Swaraj
Ashram Karamchari Sangh Vs. Swarajya Ashram [1993] INSC 439 (14 October 1993)
SAWANT,
P.B. SAWANT, P.B. MOHAN, S. (J) CITATION: 1994 SCC Supl. (2) 392
ACT:
HEADNOTE:
ORDER
1.The
appellant-Union of Workmen engaged by the respondent-Swarajya AshramSarvodaya Nagar,
Kanpur had raised an industrial dispute with regard to thepayment of bonus to
the extent of 20% of the wages for the years 1965- 66 to 1970-71. The
Industrial Tribunal negatived the claim on the ground that the respondent was
exempted under Section 32(v)(c) of the Payment of Bonus Act, 1965 being an
institution which was not established for the purposes of profit. It is to
challenge the said award that the present appeal has been preferred by the
Union of Workmen.
2.Learned
counsel appearing for the Union contended
that admittedly the respondent-institution has been making profit though it
might not have been established for the purposes of making profit and hence no
exemption could be claimed by the institution under Section 32(v)(c) of the
Act. The counter-affidavit filed by the institution shows that the institution
has been established with the following aims and objects:
(a) production
of hand-spun and hand-woven cloth;
(b) its
popularisation by sale, and helping the people in the development of cottage
industries; (emphasis supplied).
(c) helping
the rural people by starting cottage industries and by providing medical
facilities; and loans;
(e) Organisation
of night schools etc. for rural people; and (f) providing means for the upliftment
of the rural people etc.
3.The
counter-affidavit further states that the sales are incidental to the object.

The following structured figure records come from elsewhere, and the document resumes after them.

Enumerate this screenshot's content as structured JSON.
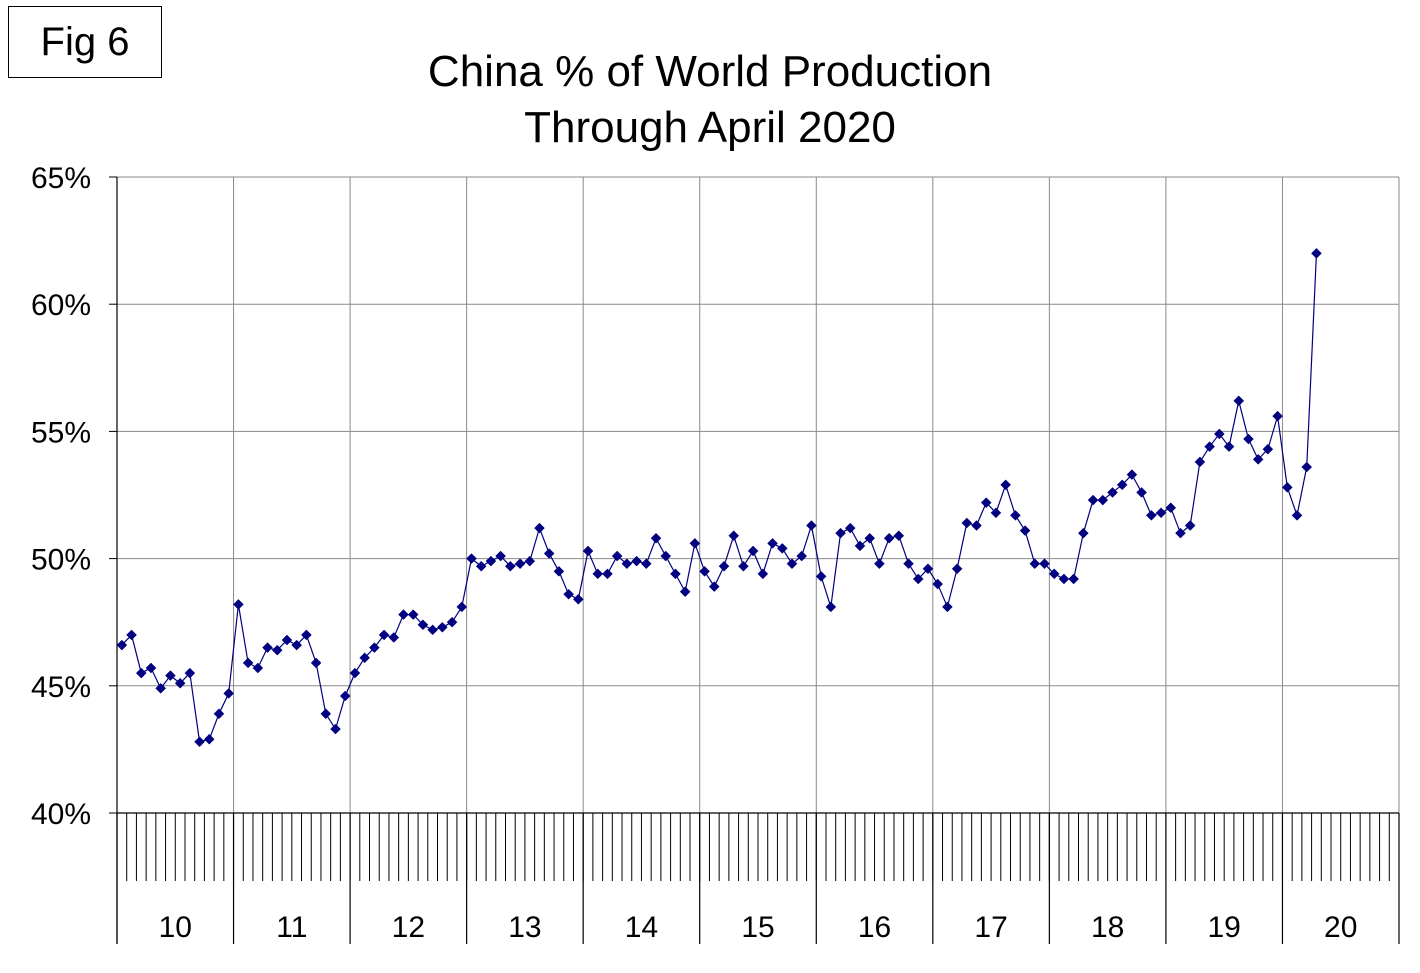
{
  "figure_label": "Fig 6",
  "chart_data": {
    "type": "line",
    "title": "China % of World Production",
    "subtitle": "Through April 2020",
    "xlabel": "",
    "ylabel": "",
    "ylim": [
      40,
      65
    ],
    "y_ticks": [
      40,
      45,
      50,
      55,
      60,
      65
    ],
    "y_tick_labels": [
      "40%",
      "45%",
      "50%",
      "55%",
      "60%",
      "65%"
    ],
    "year_labels": [
      "10",
      "11",
      "12",
      "13",
      "14",
      "15",
      "16",
      "17",
      "18",
      "19",
      "20"
    ],
    "months_per_year": 12,
    "grid": true,
    "legend": "none",
    "series": [
      {
        "color": "#000080",
        "marker": "diamond",
        "values": [
          46.6,
          47.0,
          45.5,
          45.7,
          44.9,
          45.4,
          45.1,
          45.5,
          42.8,
          42.9,
          43.9,
          44.7,
          48.2,
          45.9,
          45.7,
          46.5,
          46.4,
          46.8,
          46.6,
          47.0,
          45.9,
          43.9,
          43.3,
          44.6,
          45.5,
          46.1,
          46.5,
          47.0,
          46.9,
          47.8,
          47.8,
          47.4,
          47.2,
          47.3,
          47.5,
          48.1,
          50.0,
          49.7,
          49.9,
          50.1,
          49.7,
          49.8,
          49.9,
          51.2,
          50.2,
          49.5,
          48.6,
          48.4,
          50.3,
          49.4,
          49.4,
          50.1,
          49.8,
          49.9,
          49.8,
          50.8,
          50.1,
          49.4,
          48.7,
          50.6,
          49.5,
          48.9,
          49.7,
          50.9,
          49.7,
          50.3,
          49.4,
          50.6,
          50.4,
          49.8,
          50.1,
          51.3,
          49.3,
          48.1,
          51.0,
          51.2,
          50.5,
          50.8,
          49.8,
          50.8,
          50.9,
          49.8,
          49.2,
          49.6,
          49.0,
          48.1,
          49.6,
          51.4,
          51.3,
          52.2,
          51.8,
          52.9,
          51.7,
          51.1,
          49.8,
          49.8,
          49.4,
          49.2,
          49.2,
          51.0,
          52.3,
          52.3,
          52.6,
          52.9,
          53.3,
          52.6,
          51.7,
          51.8,
          52.0,
          51.0,
          51.3,
          53.8,
          54.4,
          54.9,
          54.4,
          56.2,
          54.7,
          53.9,
          54.3,
          55.6,
          52.8,
          51.7,
          53.6,
          62.0
        ]
      }
    ]
  }
}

They are generated while popularising the hand-spun and hand-woven cloth. The
institution is admittedly not established for making profit but for promoting
the above objects. It has also been pointed out that during the period of 50
years from 1921-70 the institution's turnover was about Rs 40 crores and yet
the surplus during the said period amounted only to Rs 7 lakhs which amount was
also ploughed back into the working capital of the institution. It has also
been stated there that similar situation continues from the year 1970 as well.
It is
further pointed out there that the object of the institution is also to provide
employment and in fact there is no superannuation age for the workmen. The
employment is for life and many of the workmen are far advanced in age.
Besides
the workmen are given benefits such as provident fund on an enhanced scale,
education allowance for children etc. which benefits are not available
ordinarily anywhere else. On these facts which are not controverted, we are
more than satisfied that the Tribunal was right in its conclusion that the
respondent-institution would squarely fall within the exemption of Section 32(v)(c)
of the Act.
In the
circumstances, we do not find any merit in the appeal. The appeal is dismissed.
There shall, however, be no order as to costs.